School of Environment, Resources and Development, (SERD)

ED52.9004 : Selected Topic: Quantitative Analysis Using R  1(0.5-1.5)
Course Objectives:

With increasing needs for research evidence generated through sound quantitative analysis, it is becoming a requirement for many students to have basic understanding and practical experience with selected techniques in quantitative analysis. The objective of this course is to equip students with fundamental skills in handling useful quantitative analytical techniques, so that they can examine their research questions and hypotheses through these tools while conducting their research. In particular, the course introduces a set of basic regression models, which enable the students to implement analysis of causal relations between independent variales and a dependent variable. The course emphasizes application rather than theories, and analysis rather than data collection.

Learning Outcomes:

Upon successful completion of this course, students will be able to:

  •     Select and apply basic but useful and relevant analytical methods for research; and
  •     Interpret the output of the analysis in a quantitative manner, while noting the limitations
  • None.
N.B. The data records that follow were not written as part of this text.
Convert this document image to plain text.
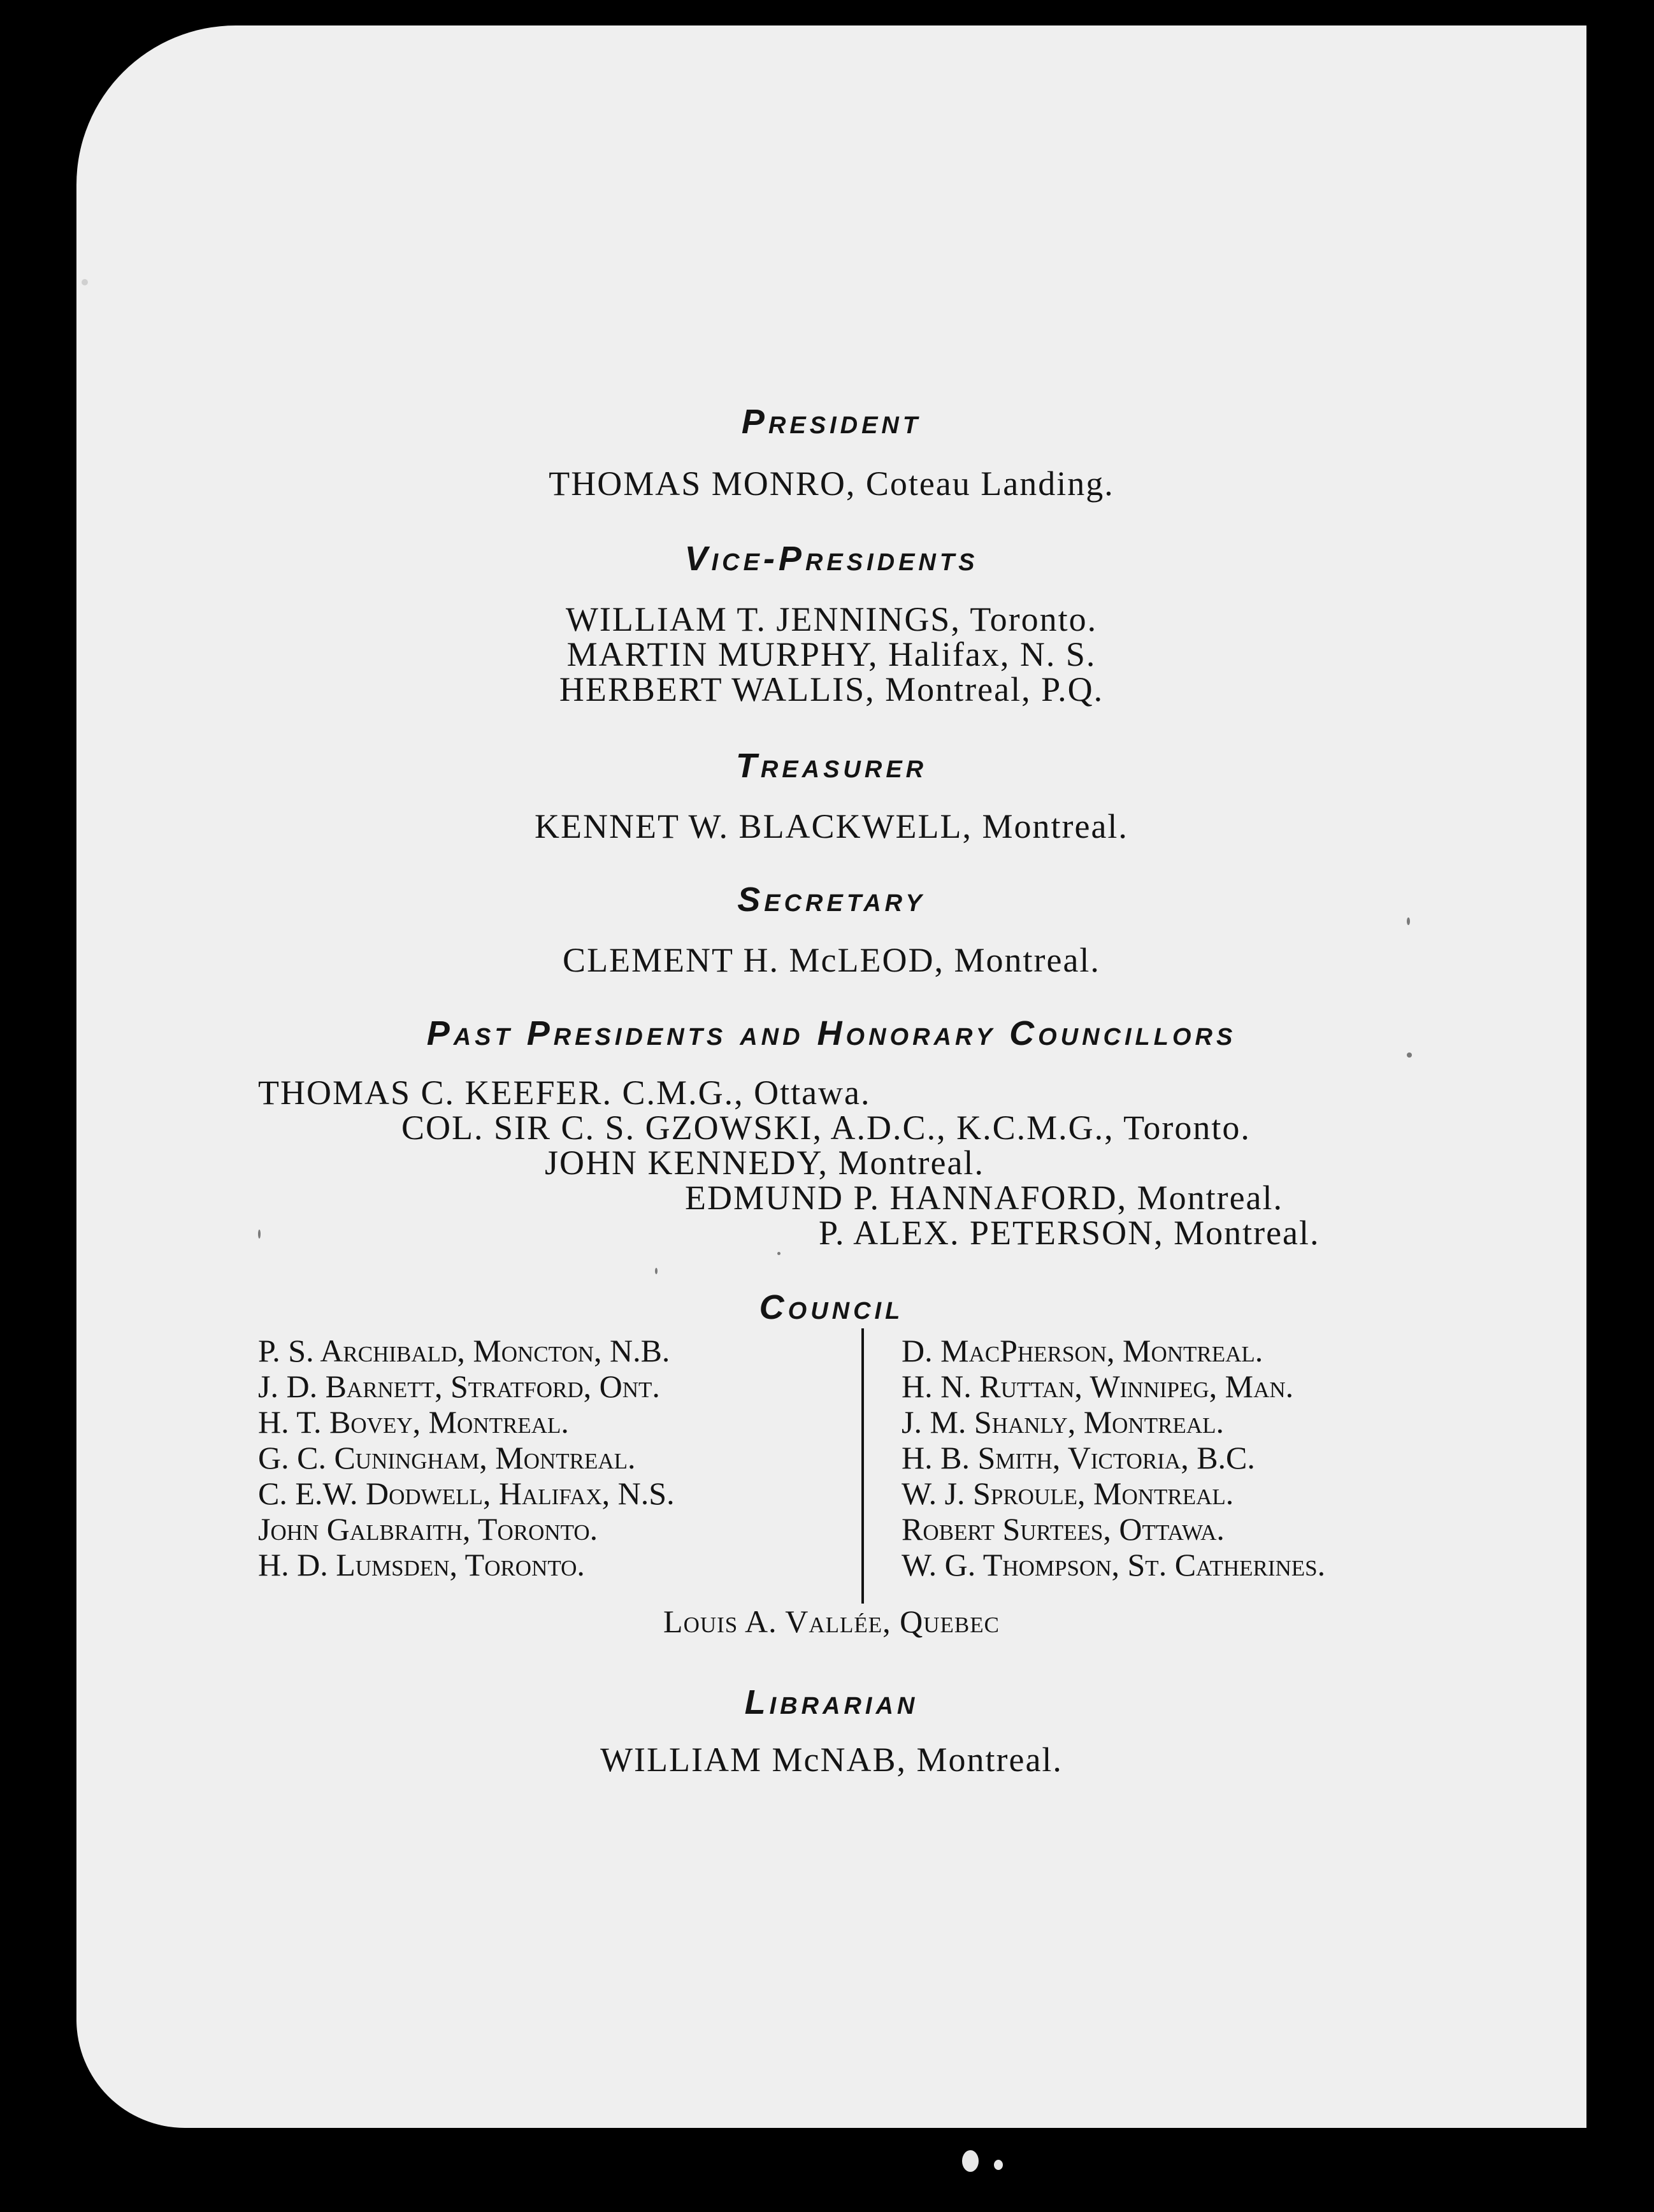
President
THOMAS MONRO, Coteau Landing.
Vice-Presidents
WILLIAM T. JENNINGS, Toronto.
MARTIN MURPHY, Halifax, N. S.
HERBERT WALLIS, Montreal, P.Q.
Treasurer
KENNET W. BLACKWELL, Montreal.
Secretary
CLEMENT H. McLEOD, Montreal.
Past Presidents and Honorary Councillors
THOMAS C. KEEFER. C.M.G., Ottawa.
COL. SIR C. S. GZOWSKI, A.D.C., K.C.M.G., Toronto.
JOHN KENNEDY, Montreal.
EDMUND P. HANNAFORD, Montreal.
P. ALEX. PETERSON, Montreal.
Council
P. S. Archibald, Moncton, N.B.
J. D. Barnett, Stratford, Ont.
H. T. Bovey, Montreal.
G. C. Cuningham, Montreal.
C. E.W. Dodwell, Halifax, N.S.
John Galbraith, Toronto.
H. D. Lumsden, Toronto.
D. MacPherson, Montreal.
H. N. Ruttan, Winnipeg, Man.
J. M. Shanly, Montreal.
H. B. Smith, Victoria, B.C.
W. J. Sproule, Montreal.
Robert Surtees, Ottawa.
W. G. Thompson, St. Catherines.
Louis A. Vallée, Quebec
Librarian
WILLIAM McNAB, Montreal.
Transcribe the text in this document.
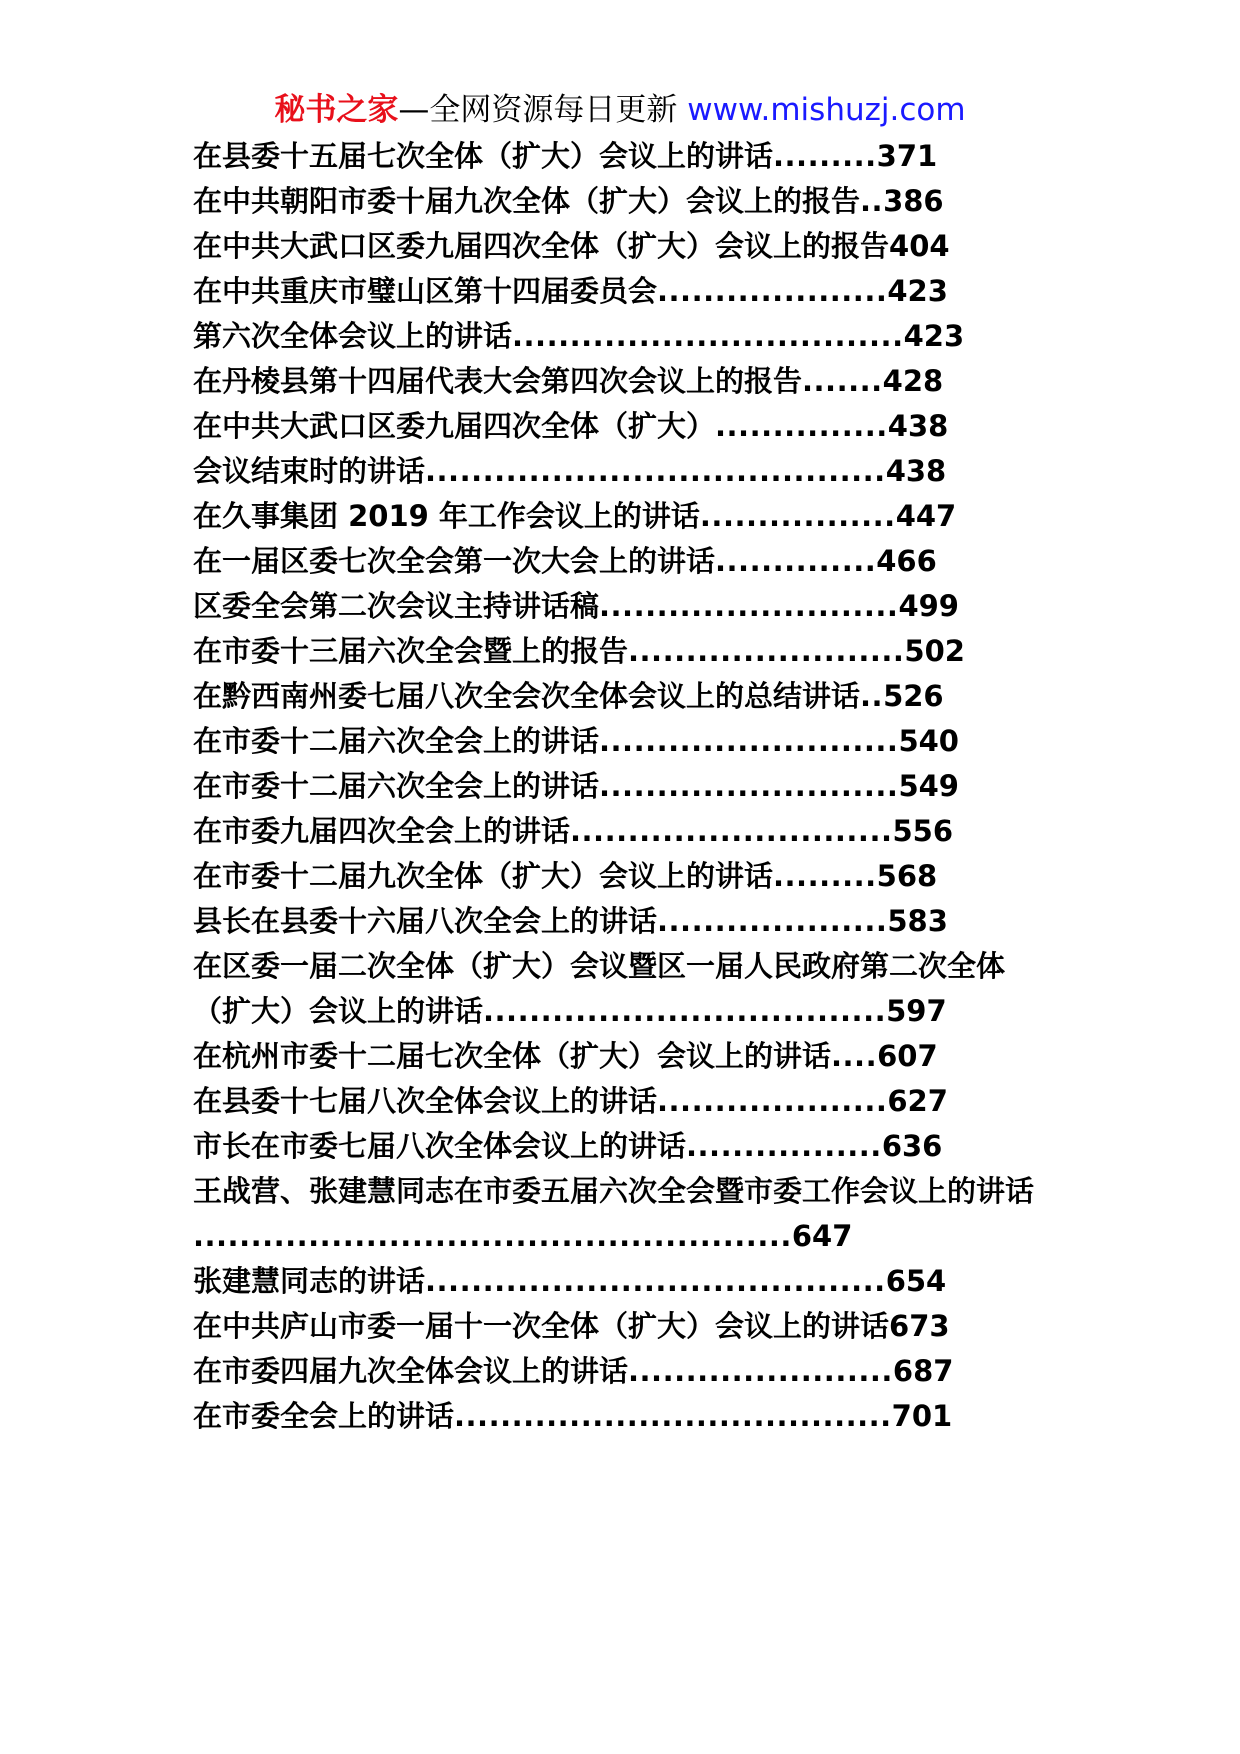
秘书之家—全网资源每日更新 www.mishuzj.com
在县委十五届七次全体（扩大）会议上的讲话.........371
在中共朝阳市委十届九次全体（扩大）会议上的报告..386
在中共大武口区委九届四次全体（扩大）会议上的报告404
在中共重庆市璧山区第十四届委员会....................423
第六次全体会议上的讲话..................................423
在丹棱县第十四届代表大会第四次会议上的报告.......428
在中共大武口区委九届四次全体（扩大）...............438
会议结束时的讲话........................................438
在久事集团 2019 年工作会议上的讲话.................447
在一届区委七次全会第一次大会上的讲话..............466
区委全会第二次会议主持讲话稿..........................499
在市委十三届六次全会暨上的报告........................502
在黔西南州委七届八次全会次全体会议上的总结讲话..526
在市委十二届六次全会上的讲话..........................540
在市委十二届六次全会上的讲话..........................549
在市委九届四次全会上的讲话............................556
在市委十二届九次全体（扩大）会议上的讲话.........568
县长在县委十六届八次全会上的讲话....................583
在区委一届二次全体（扩大）会议暨区一届人民政府第二次全体
（扩大）会议上的讲话...................................597
在杭州市委十二届七次全体（扩大）会议上的讲话....607
在县委十七届八次全体会议上的讲话....................627
市长在市委七届八次全体会议上的讲话.................636
王战营、张建慧同志在市委五届六次全会暨市委工作会议上的讲话
....................................................647
张建慧同志的讲话........................................654
在中共庐山市委一届十一次全体（扩大）会议上的讲话673
在市委四届九次全体会议上的讲话.......................687
在市委全会上的讲话......................................701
It does not require any statistical training beforehand.
  • Those who already took ED52.9007 are not supposed to take this course, due to overlapping content.
Course Outline:

1.  Introduction to R
    1. Basic operations for data handling.
    2. Procedures for generating descriptive and inferential statistics.

2.  Quantitative analysis for cross-sectional data.

    1. Review of simple (two-variable) linear regression with the least squares method.
    2. Multiple linear regression with ordinary least squares (OLS): the concept of ceteris paribus.
    3. Some techniques within OLS: dummy explanatory variables, interaction terms, quadratic terms, and logarithm.
    4. Required conditions for OLS and basic ideas of estimation bias.
    5. Selected models for limited dependent variables: censored (tobit) and truncated variables, binary variables (probit, logit, LPM), categorical variables (multinomial logit).

Laboratory Sessions:

Classroom (or online) sessions involve lectures and hands-on exercise with students’ own computers. Lectures and practices go hand in hand.



1.  Stock, JH and Watson, MW (2017) Introduction to Econometrics, 3rd edition, Addison-Wesley International.
2.  Gujarati, D. (1999) Essentials of Econometrics, 2nd edition, McGraw-Hill.

Reference Books:

1.  Venables, WN, Smith DM, and the R Core Team (2017) Introduction to R: Notes on R: A Programming Environment for Data Analysis and Graphics. Manual for R version 3.4.3. R, Foundation for Statistical Computing.
2. Wooldridge, JM (2003) Introductory Econometrics: A Modern Approach. 2nd edition, South-Western College Publishing.
3.  Kennedy, P (1998) A Guide to Econometrics. 4th edition, Blackwell. 

Journals and Magazines:

1.  International Journal of Social Research Methodology (Taylor & Francis)
2.  The R Journal (The R Foundation)


Time Distribution and Study Load:
Lecture:  10 hours
Practices with own compuers in classroom (or virtual classroom):  15 hours
Self-study:  30 hours 
Teaching and Learning Methods:
Lectures and practices in the classroom (or virtual classroom). Selected quantitative techniques will be illustrated by using Open-Access R software.
Evaluation Scheme:

The term paper carries 90% of the weight, while participation carries 10% of the weight. There will be no exam. Class attendance will not be taken.

Grade “A” would be awarded if a student demonstrates excellent understanding on topics covered in the course.

Grade “B” would be awarded if a student shows an overall understanding of topics covered in the course.

Grade “C” would be given if a student meets below average expectations on both understanding and application. Grade “D” would be given if a student does not meet basic expectations in analyzing or understanding issues covered in the course.